Better Customer Experience

    Predictive marketing can help segment audiences, which allows you to personalise the customer experience.

    Your website could be dynamic, giving recommendations to visitors in real-time. Your email campaigns could be segmented with personalised and more relevant messages.

    Your advertising could also be better targeted at the right customer segment, which can increase your conversions.

    Stronger Customer Loyalty

      You can use predictive analytics to identify problem areas and predict which customers might leave. You can use insights to reach out to these customers to prevent them from leaving and improve customer satisfaction, retention, and loyalty.

      Higher Revenue & Lower Costs

        You could improve your marketing performance with data-driven decisions, which will optimise the performance of your campaigns, channels, and budgets.

        You can also focus your marketing spend and lead follow-up efforts based on predicted outcomes. And you can take advantage of sales opportunities that your model unveils.

        4 Ways to Use Predictive Analytics in Marketing

        There are many ways you can use predictive analytics in marketing. The most common ones are:

        1. Predicting Customer Behaviour

        Your predictive model can help you understand and anticipate customer behaviour.

        It identifies patterns and similarities between variables, such as past purchase behaviour and the probability of future purchases or customer sentiment and possible rate of change.

        This way, you can make informed decisions and take the appropriate action.
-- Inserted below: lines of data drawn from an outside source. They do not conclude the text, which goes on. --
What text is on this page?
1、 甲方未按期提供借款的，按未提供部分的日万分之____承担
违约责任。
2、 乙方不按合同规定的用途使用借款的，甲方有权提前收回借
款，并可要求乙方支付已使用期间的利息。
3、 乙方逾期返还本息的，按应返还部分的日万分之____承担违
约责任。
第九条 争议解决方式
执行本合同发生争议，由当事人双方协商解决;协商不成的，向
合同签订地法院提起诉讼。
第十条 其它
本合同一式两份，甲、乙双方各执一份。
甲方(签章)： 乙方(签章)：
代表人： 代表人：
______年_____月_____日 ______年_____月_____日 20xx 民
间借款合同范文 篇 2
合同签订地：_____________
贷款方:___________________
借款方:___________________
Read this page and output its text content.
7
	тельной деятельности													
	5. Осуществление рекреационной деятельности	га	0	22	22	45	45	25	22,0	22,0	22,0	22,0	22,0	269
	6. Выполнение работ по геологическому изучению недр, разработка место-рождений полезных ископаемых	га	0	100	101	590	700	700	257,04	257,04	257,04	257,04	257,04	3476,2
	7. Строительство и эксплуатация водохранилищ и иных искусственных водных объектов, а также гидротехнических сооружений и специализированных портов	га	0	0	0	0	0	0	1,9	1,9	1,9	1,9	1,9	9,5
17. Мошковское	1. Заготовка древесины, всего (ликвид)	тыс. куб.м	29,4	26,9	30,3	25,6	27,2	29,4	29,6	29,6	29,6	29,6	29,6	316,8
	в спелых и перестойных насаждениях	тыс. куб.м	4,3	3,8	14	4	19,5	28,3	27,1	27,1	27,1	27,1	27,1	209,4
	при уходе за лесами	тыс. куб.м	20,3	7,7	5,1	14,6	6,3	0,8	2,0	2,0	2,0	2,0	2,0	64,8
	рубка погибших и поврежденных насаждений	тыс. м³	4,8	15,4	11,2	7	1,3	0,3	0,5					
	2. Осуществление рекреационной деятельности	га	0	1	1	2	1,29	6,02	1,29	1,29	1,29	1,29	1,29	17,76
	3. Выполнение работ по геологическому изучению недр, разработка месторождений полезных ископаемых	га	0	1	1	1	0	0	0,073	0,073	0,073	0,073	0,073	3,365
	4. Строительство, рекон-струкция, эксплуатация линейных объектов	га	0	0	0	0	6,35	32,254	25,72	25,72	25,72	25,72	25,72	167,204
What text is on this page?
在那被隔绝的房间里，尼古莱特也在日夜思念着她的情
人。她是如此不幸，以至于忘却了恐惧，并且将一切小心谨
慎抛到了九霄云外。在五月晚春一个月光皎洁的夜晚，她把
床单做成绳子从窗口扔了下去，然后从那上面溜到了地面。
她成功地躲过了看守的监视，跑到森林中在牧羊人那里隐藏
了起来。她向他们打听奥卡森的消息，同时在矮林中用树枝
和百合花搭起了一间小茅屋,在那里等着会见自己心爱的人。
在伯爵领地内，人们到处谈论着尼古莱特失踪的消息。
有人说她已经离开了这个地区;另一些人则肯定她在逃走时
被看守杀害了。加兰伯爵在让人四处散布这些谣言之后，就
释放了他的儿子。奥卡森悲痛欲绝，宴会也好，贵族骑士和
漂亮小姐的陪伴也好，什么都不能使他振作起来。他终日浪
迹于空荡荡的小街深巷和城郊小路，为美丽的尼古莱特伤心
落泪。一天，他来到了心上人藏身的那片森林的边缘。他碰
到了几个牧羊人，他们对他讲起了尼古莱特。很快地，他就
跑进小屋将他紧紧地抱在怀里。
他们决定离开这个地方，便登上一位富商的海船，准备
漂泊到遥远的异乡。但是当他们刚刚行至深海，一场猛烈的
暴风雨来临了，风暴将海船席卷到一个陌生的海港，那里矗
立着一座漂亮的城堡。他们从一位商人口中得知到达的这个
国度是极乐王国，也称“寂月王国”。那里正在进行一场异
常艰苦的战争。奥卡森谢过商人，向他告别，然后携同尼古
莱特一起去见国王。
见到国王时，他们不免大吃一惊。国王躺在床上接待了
        2. Predictive Lead Scoring

        Lead scoring works because it qualifies and prioritises leads for better conversion.

        It also allows your sales team to be more efficient and productive, as they can focus on prospects that are more likely to buy.

        So, using predictive analytics makes lead scoring more accurate, as it's based on data, not gut feel or assumptions.

        3. Targeting and Segmenting Audiences

        Predictive analytics makes it easier and faster to segment audiences based on behavioural and demographic data. This allows you to target customers and move them down the sales funnel with customised campaigns more accurately.

        You can use affinity analysis to segment customers based on similar attributes or response modeling to group customers based on how likely they respond to certain stimuli.

        4. Upselling and Cross-Selling Opportunities

        As predictive analytics can identify trends and patterns in behaviour, it becomes easier for you to market to customers more effectively. You can cross-sell or upsell to them based on their past behaviour, which can boost your profits.

        Final Thoughts

        Insights from predictive analytics are useless if you take no action.

        As digital marketers, we must always be on the lookout for new approaches to create marketing campaigns that are more customer-centric, as this will improve customer retention and ROI.

        To stay ahead of your competitors, now is the time to leverage the power of predictive analytics... before it’s too late.